The mouse was the size of my thumb. It appeared as a Southward dart while I faced West, toward the San Carlos suburbs. A fast little dust ball. I looked in the general direction and considered that it was nothing. Some figment.
I’d gone too far South on one train and waited for another that would carry me North to Belmont. No book to read. Late summer dusklight behind the clouds. I don’t know what was in my head then, though it was something. I know it because I was pacing and wild-eyed. Searching everywhere. It was standing around at the station that had me noticing things, like that mouse.
It appeared again a few minutes before my train and paused in the open space between rain gutter grates. Right in front of a stucco wall. No discernible movement. Little brown shape, a furry lump.
“Howdy,” I said. I stood several feet away, in front of a bench. One of those wrought iron and wood slat deals.
The little mouse remained in place. I sat down and turned away when it seemed appropriate. I smiled at my absurdity.

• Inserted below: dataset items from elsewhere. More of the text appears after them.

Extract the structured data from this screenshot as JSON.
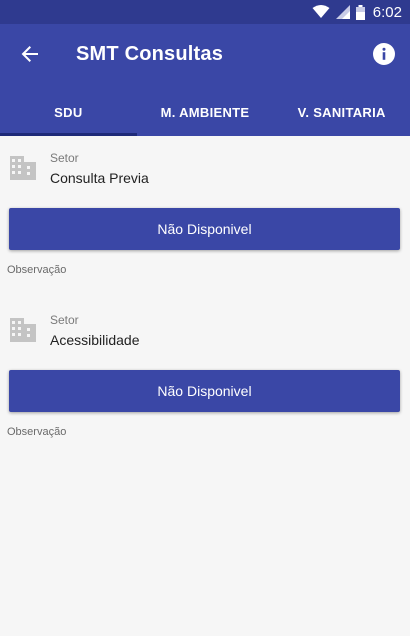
{
  "status_bar": {
    "time": "6:02",
    "icons": [
      "wifi-icon",
      "signal-icon",
      "battery-icon"
    ]
  },
  "app_bar": {
    "title": "SMT Consultas",
    "back_icon": "arrow-back-icon",
    "info_icon": "info-icon"
  },
  "tabs": [
    {
      "label": "SDU",
      "active": true
    },
    {
      "label": "M. AMBIENTE",
      "active": false
    },
    {
      "label": "V. SANITARIA",
      "active": false
    }
  ],
  "cards": [
    {
      "icon": "building-icon",
      "sector_label": "Setor",
      "sector_value": "Consulta Previa",
      "button_label": "Não Disponivel",
      "observation_label": "Observação"
    },
    {
      "icon": "building-icon",
      "sector_label": "Setor",
      "sector_value": "Acessibilidade",
      "button_label": "Não Disponivel",
      "observation_label": "Observação"
    }
  ],
  "colors": {
    "primary": "#3a47a6",
    "status_bar": "#2f3a8f",
    "background": "#f6f6f6"
  }
}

I listened for the track rattle and hiss of an oncoming train. My ear has to point toward a thing if I expect to hear it. It means turning away to look at roofs and hills, missing everything in front of me. There was no hint of a train.
The little mouse sidled up while I listened. It was there on the concrete a couple of feet from the bench when I stopped listening for the train that wouldn’t come.
“Hello,” said the mouse.
We waited minutes and I wasn’t sure that I’d heard anything. Nobody uses that word anymore.
I was scared, so I began to hum. Something sad to bring that up to the surface. I hoped my clever sadness would scare away the mouse without the need for shoos and foot stamping.
Instead, the mouse crept closer, and it sat beside me on the wood slats. Its little ears moved. They were dangly flaps of skin and fur about the size of pupils.
“Are we going to sit here?” it asked.
“Your train’s going to be here in no time.”
I looked at the station LED sign. My train to Belmont was 5 minutes late.
“Just a few more minutes.”
We remained quiet for a while. I scanned the roofs ahead, looking for crows. They were usually good for some head tracking, though not that evening. They tend to cluster around acorns in late summer.
“I think this is a rare opportunity for you,” said the mouse. I finally turned toward it. It must have been a baby, small as it was. I couldn’t possibly take it seriously.
“I made a mistake,” I said. “I shouldn’t have said anything.”
The mouse brought its front paws together and rubbed its nose. “You are missing out on something that may never come again. I’m a thing far different from you, and you have nothing to discuss? You greeted me after all.”
“Impulse, that’s all.” Then I hummed the sad song again and waited.
The mouse looked ahead, as I did. “I’ll leave you to it,” said the mouse. It stepped back toward the grate on the North side of the platform. It blinked into one of the small holes. Back into its hole.
The train arrived. I was at my destination in two minutes.
Weeks later, I searched for a particular taco truck on the streets of Oakland. I skulked along an empty street and encountered a huge rat crossing from one sidewalk to the other. No Hello, no acknowledgement whatsoever.